As far lyrics go, where the rubber meets the road is how the words Sing. Why do some verses or sections of my songs ‘sing’ better, easier, than others? Because I got the sound of the words right.
The hardest-to-define aspect of a lyric, and therefore the most neglected, is the sound of the words. Words in songs aren’t read off a piece of paper. They’re felt as sounds. The best songwriters never forget this.
Many times I’ve heard people say – I’ve said it myself – that they really like a particular song even though they either don’t know what the words are… or they know what they are but but have no idea what they mean. But they like the song anyway. This is usually because the words sound right; they feel good for the song… whatever they are.
On a very basic level, songs are all sound, and the words are just part of the sound you hear when you hear the song. And the literal meaning is often separate and different from what you think it is.

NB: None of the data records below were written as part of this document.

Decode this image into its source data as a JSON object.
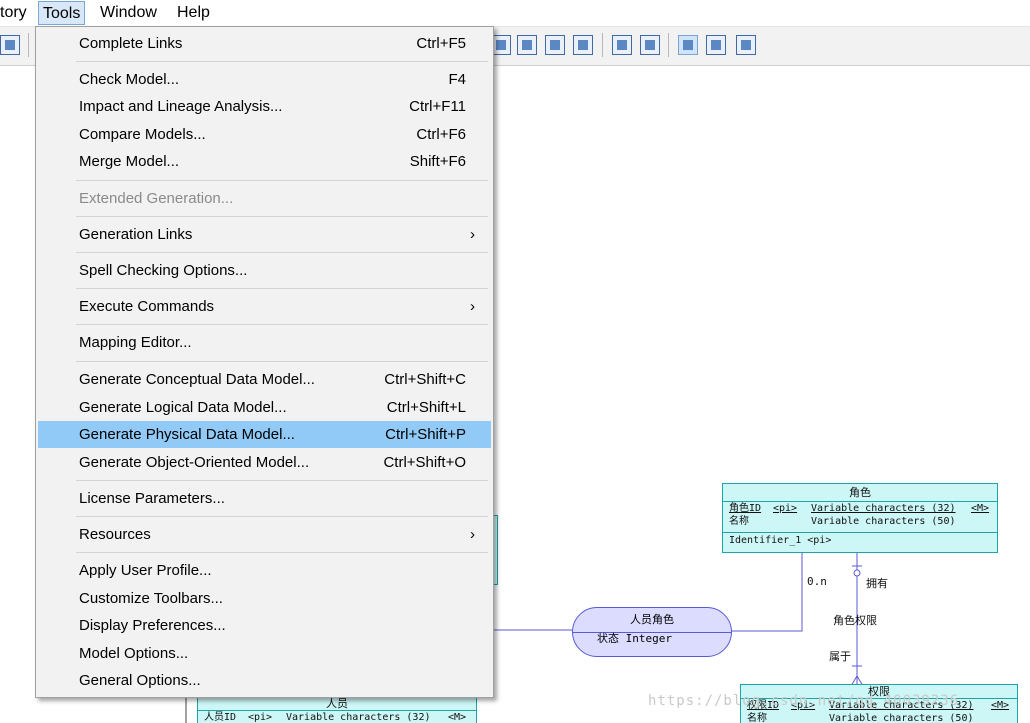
{
  "menubar": {
    "items": [
      "tory",
      "Tools",
      "Window",
      "Help"
    ]
  },
  "tools_menu": {
    "items": [
      {
        "label": "Complete Links",
        "shortcut": "Ctrl+F5"
      },
      {
        "label": "Check Model...",
        "shortcut": "F4"
      },
      {
        "label": "Impact and Lineage Analysis...",
        "shortcut": "Ctrl+F11"
      },
      {
        "label": "Compare Models...",
        "shortcut": "Ctrl+F6"
      },
      {
        "label": "Merge Model...",
        "shortcut": "Shift+F6"
      },
      {
        "label": "Extended Generation...",
        "shortcut": ""
      },
      {
        "label": "Generation Links",
        "shortcut": ""
      },
      {
        "label": "Spell Checking Options...",
        "shortcut": ""
      },
      {
        "label": "Execute Commands",
        "shortcut": ""
      },
      {
        "label": "Mapping Editor...",
        "shortcut": ""
      },
      {
        "label": "Generate Conceptual Data Model...",
        "shortcut": "Ctrl+Shift+C"
      },
      {
        "label": "Generate Logical Data Model...",
        "shortcut": "Ctrl+Shift+L"
      },
      {
        "label": "Generate Physical Data Model...",
        "shortcut": "Ctrl+Shift+P"
      },
      {
        "label": "Generate Object-Oriented Model...",
        "shortcut": "Ctrl+Shift+O"
      },
      {
        "label": "License Parameters...",
        "shortcut": ""
      },
      {
        "label": "Resources",
        "shortcut": ""
      },
      {
        "label": "Apply User Profile...",
        "shortcut": ""
      },
      {
        "label": "Customize Toolbars...",
        "shortcut": ""
      },
      {
        "label": "Display Preferences...",
        "shortcut": ""
      },
      {
        "label": "Model Options...",
        "shortcut": ""
      },
      {
        "label": "General Options...",
        "shortcut": ""
      }
    ],
    "submenu_arrow": "›"
  },
  "diagram": {
    "entity_role": {
      "title": "角色",
      "rows": [
        {
          "name": "角色ID",
          "tag": "<pi>",
          "type": "Variable characters (32)",
          "flag": "<M>"
        },
        {
          "name": "名称",
          "tag": "",
          "type": "Variable characters (50)",
          "flag": ""
        }
      ],
      "identifier": "Identifier_1  <pi>"
    },
    "entity_permission": {
      "title": "权限",
      "rows": [
        {
          "name": "权限ID",
          "tag": "<pi>",
          "type": "Variable characters (32)",
          "flag": "<M>"
        },
        {
          "name": "名称",
          "tag": "",
          "type": "Variable characters (50)",
          "flag": ""
        }
      ]
    },
    "entity_person": {
      "title": "人员",
      "rows": [
        {
          "name": "人员ID",
          "tag": "<pi>",
          "type": "Variable characters (32)",
          "flag": "<M>"
        }
      ]
    },
    "association": {
      "title": "人员角色",
      "attribute": "状态  Integer"
    },
    "labels": {
      "cardinality": "0.n",
      "owns": "拥有",
      "role_permission": "角色权限",
      "belongs": "属于"
    },
    "watermark": "https://blog.csdn.net/qq_40039236"
  },
  "colors": {
    "highlight": "#91c9f7",
    "entity_fill": "#cdf6f6",
    "entity_border": "#1ea4a4",
    "association_fill": "#dcdcff",
    "link": "#5a5ad6"
  }
}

A lot of songwriters start with the sounds of words and put together the meaning later. I’m not saying this is the ‘right’ way to do it, but it’s one of the ways that works for many good songwriters. And when it really works, the sound and the meaning come together.
Recently I listened to a recording of the Beatles learning and playing George Harrison’s just-written song ‘Something’ (I’ll post this below). One of the fascinating things about it was listening to John Lennon urge George, who seemed self-conscious about not having all the lyrics finished, to just sing anything that sounded OK, and trust that the right lines would emerge.

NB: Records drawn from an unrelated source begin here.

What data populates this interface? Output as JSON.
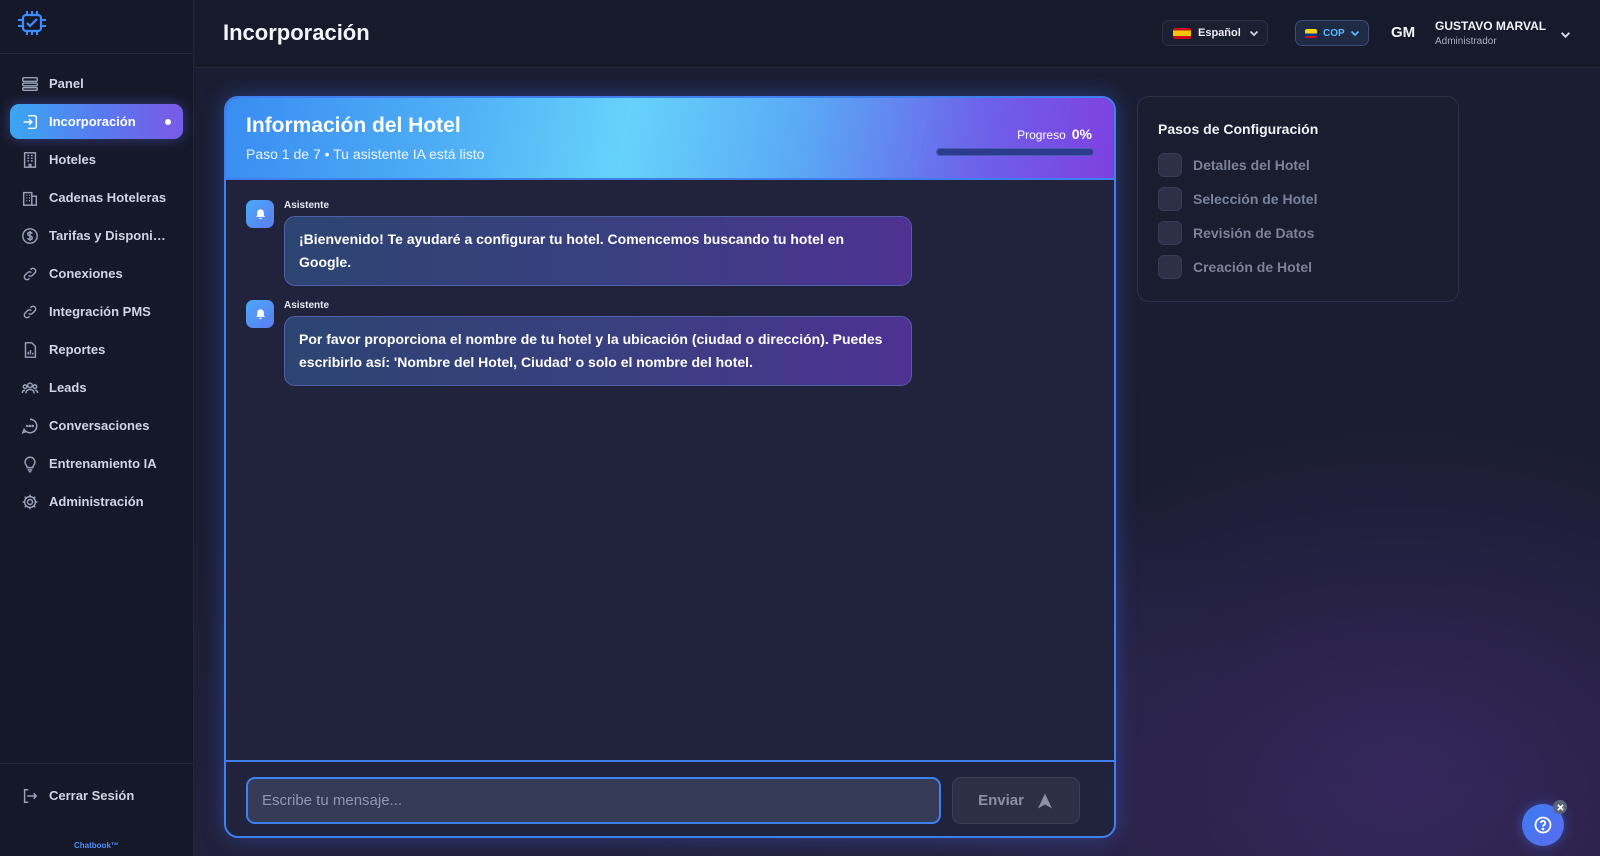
{
  "header": {
    "title": "Incorporación",
    "language": {
      "label": "Español",
      "flag_icon": "spain-flag-icon"
    },
    "currency": {
      "label": "COP",
      "flag_icon": "colombia-flag-icon"
    },
    "user": {
      "initials": "GM",
      "name": "GUSTAVO MARVAL",
      "role": "Administrador"
    }
  },
  "sidebar": {
    "items": [
      {
        "label": "Panel",
        "icon": "dashboard-icon"
      },
      {
        "label": "Incorporación",
        "icon": "login-icon",
        "active": true
      },
      {
        "label": "Hoteles",
        "icon": "building-icon"
      },
      {
        "label": "Cadenas Hoteleras",
        "icon": "buildings-icon"
      },
      {
        "label": "Tarifas y Disponibilidad",
        "icon": "dollar-icon"
      },
      {
        "label": "Conexiones",
        "icon": "link-icon"
      },
      {
        "label": "Integración PMS",
        "icon": "link-icon"
      },
      {
        "label": "Reportes",
        "icon": "report-icon"
      },
      {
        "label": "Leads",
        "icon": "users-icon"
      },
      {
        "label": "Conversaciones",
        "icon": "chat-icon"
      },
      {
        "label": "Entrenamiento IA",
        "icon": "lightbulb-icon"
      },
      {
        "label": "Administración",
        "icon": "gear-icon"
      }
    ],
    "logout_label": "Cerrar Sesión",
    "brand": "Chatbook™"
  },
  "chat": {
    "title": "Información del Hotel",
    "subtitle": "Paso 1 de 7 • Tu asistente IA está listo",
    "progress_label": "Progreso",
    "progress_value": "0%",
    "progress_fraction": 0,
    "messages": [
      {
        "sender": "Asistente",
        "text": "¡Bienvenido! Te ayudaré a configurar tu hotel. Comencemos buscando tu hotel en Google."
      },
      {
        "sender": "Asistente",
        "text": "Por favor proporciona el nombre de tu hotel y la ubicación (ciudad o dirección). Puedes escribirlo así: 'Nombre del Hotel, Ciudad' o solo el nombre del hotel."
      }
    ],
    "input_placeholder": "Escribe tu mensaje...",
    "send_label": "Enviar"
  },
  "steps": {
    "title": "Pasos de Configuración",
    "items": [
      "Detalles del Hotel",
      "Selección de Hotel",
      "Revisión de Datos",
      "Creación de Hotel"
    ]
  },
  "colors": {
    "accent": "#3f7ff0",
    "active_gradient_start": "#3aa7f3",
    "active_gradient_end": "#7a5ae6"
  }
}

Anyway, it got me thinking that not only was Lennon great at the sounds of words, but that he wrote several songs that were all about the sounds… basically nonsense songs that, on a primal level, please the way that children’s songs do. But the lyrics also reveal meaning in surprising ways and places, and sometimes go a lot deeper than you’d expect – and sometimes not; which is OK too. The Lennon songs I’m thinking of are ‘Come Together’, ‘I Dig A Pony’, ‘Happiness Is A Warm Gun’, and – a masterpiece – ‘I Am The Walrus’.
Here’s a great quote from Lennon about what he was up to in these songs – “I was just having fun with words. You just take words and you stick them together, and you see if they have any meaning. Some of them do and some of them don’t.”

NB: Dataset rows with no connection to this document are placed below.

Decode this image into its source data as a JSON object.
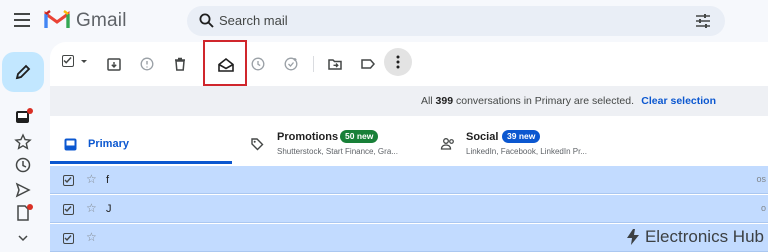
{
  "app": {
    "name": "Gmail"
  },
  "search": {
    "placeholder": "Search mail"
  },
  "toolbar": {
    "icons": [
      "select-checkbox-icon",
      "archive-icon",
      "report-spam-icon",
      "delete-icon",
      "mark-as-read-icon",
      "snooze-icon",
      "add-to-tasks-icon",
      "move-to-icon",
      "label-icon",
      "more-vert-icon"
    ]
  },
  "banner": {
    "prefix": "All",
    "count": "399",
    "suffix": "conversations in Primary are selected.",
    "clear_label": "Clear selection"
  },
  "tabs": [
    {
      "label": "Primary"
    },
    {
      "label": "Promotions",
      "badge": "50 new",
      "snippet": "Shutterstock, Start Finance, Gra..."
    },
    {
      "label": "Social",
      "badge": "39 new",
      "snippet": "LinkedIn, Facebook, LinkedIn Pr..."
    }
  ],
  "rows": [
    {
      "sender": "f",
      "tail": "os"
    },
    {
      "sender": "J",
      "tail": "o"
    },
    {
      "sender": "",
      "tail": ""
    }
  ],
  "watermark": "Electronics Hub",
  "colors": {
    "accent": "#0b57d0",
    "selected_row": "#c2dbff",
    "highlight_box": "#d0262c",
    "promo_badge": "#188038",
    "social_badge": "#0b57d0"
  }
}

It was fine with him (and very post-modern) to let the meaning more or less take care of itself, to let the listener connect the dots, if any. Remember too that in all these songs he never abandoned the basic traditional structures of songs – though he bent them a little, of course. This allowed him (and others – David Byrne comes to mind) to stretch the limits of ‘meaning’ while still delivering many of the basic pleasures of a traditional song – Choruses, strong titles, great melodies, powerful rhythms and grooves.
Some other songs where the sound of words combine with music and meaning in a sublime way: Becker and Fagan’s ‘Babylon Sisters’ (Steely Dan), Chuck Berry’s ‘You Never Can Tell’, Arlen and Harburg’s ‘Somewhere Over The Rainbow’, Eminem’s ‘Lose Yourself’.